By Matthew Jaffe
Photo by Zane Maxwell

There’s nothing in American politics quite like the Iowa caucuses, and in order to fully understand it, you have to experience it first-hand.”
—Steve Edwards
Executive director of the Institute of Politics

As the political world descended on Iowa last week for the start of the 2016 presidential primaries, 24 UChicago undergraduates traveled with the Institute of Politics to Des Moines to be at the center of it all..

“Now it’s so real,” said second-year Baxter Stein. “You’re right there. You can see the people. You can see the passion. It gives you a different perspective on the whole race.”

The students’ three-day caucus experience included meetings with Iowa Gov. Terry Branstad and Democratic candidate Martin O’Malley; visits from national journalists, party operatives, and pollsters; experiences at Democratic and Republican caucuses and rallies—and even run-ins with Heidi Cruz and former President Bill Clinton.

“It’s been fantastic to hear what people who are very close to the caucuses have to say about it,” fourth-year Sam Zacher said. “They have insights that I think people around the country don’t think about often—how the Democratic and Republican process differs and why the culture of Iowa makes it a good place to start.”

The trip capped off the Institute of Politics’ Iowa Project, a yearlong program launched in January 2015 to get students directly involved in the Iowa caucuses.

“There’s nothing in American politics quite like the Iowa caucuses, and in order to fully understand it, you have to experience it first-hand,” said Steve Edwards, executive director of the Institute of Politics. “So we created a multi-faceted program that gave our students the opportunity to be directly immersed in Iowa’s unique process.”

Coming full-circle in Iowa

The Iowa Project combined campaign workshops and field trips with summer internships. Program highlights included a weeklong residency with two veteran Iowa strategists who came to the Institute of Politics as Winter Quarter fellows. The Iowa Project students then spent the summer interning in the state, with some doing field work and others working for news outlets, including CNN, FOX News, ABC News, Bloomberg, and the Des Moines Register.

It wasn’t only experienced pros and seasoned politicians who imparted their wisdom. Cristina Ochoa, AB’15, shared her perspective of the Iowa caucuses while working as a news producer for Des Moines’ local ABC TV station.

“Today is an insane day just because there are so many parts. It’s been really neat just being in the muck of it,” said Ochoa, who was one of 18 Iowa Project fellows last year. “Just understanding the importance that Iowa plays in the political process, it’s an interesting discussion and students are really lucky to be here.”

Asya Akca, a second-year political science major, returned to Iowa for the caucuses after spending the summer as an intern at Radio Iowa.

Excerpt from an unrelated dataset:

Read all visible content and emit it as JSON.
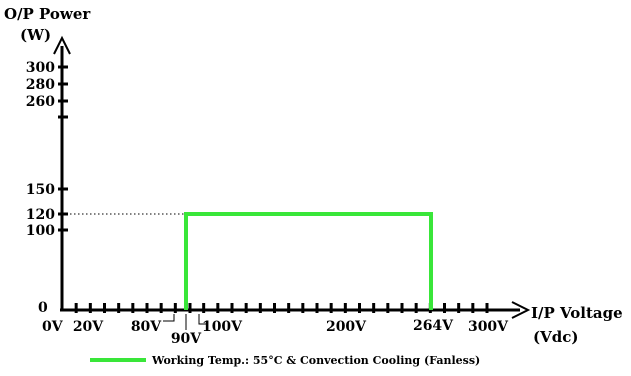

“It honestly feels like I’m home right now,” she noted. “I know all these places. To come here as part of the Iowa Project, this trip completes the package.”

Front-row seat for voting process

One of the highlights was attending a caucus at an East Des Moines middle school. Students learned that on the Republican side, the process is simpler: After speeches from people choosing to speak in support of their preferred candidate, voters simply fill out their ballots, submit them, and move on.

The process is far more complicated for the Democrats: Voters gather in a location, break off into groups for their respective candidates, and are counted, one by one. If one candidate does not meet the 15 percent support threshold, he or she is eliminated and that person’s supporters can be recruited to join a group backing a viable candidate. Then voters are counted again.

The Democratic side was especially interesting because the O’Malley voters weren’t viable, so we saw both the Sanders and the Clinton camps go and try to poach their voters, as well as the undecided voters,” said fourth-year Aneri Amin. “That was a really interesting dynamic to see.”

“It was different interactions like that—where people really showed respect and civility and pride in their process—that was encouraging to me,” added Stein.

After the caucuses, students fanned out across the city to attend a slew of candidate election celebrations, including events for Republican Donald Trump and Democrats Hillary Clinton and Bernie Sanders.

After Sanders finished his speech shortly after 11 p.m., UChicago students went back to their hotel for pizza and a few hours of sleep. The bus to Chicago was leaving before sunrise. A blizzard was on its way, and Iowa would be shutting down.

“The Iowa Project was able to expose all of us to a side of politics that I never really knew about,” Akca said. “To be able to come to Iowa and experience how this process works was truly incredible.”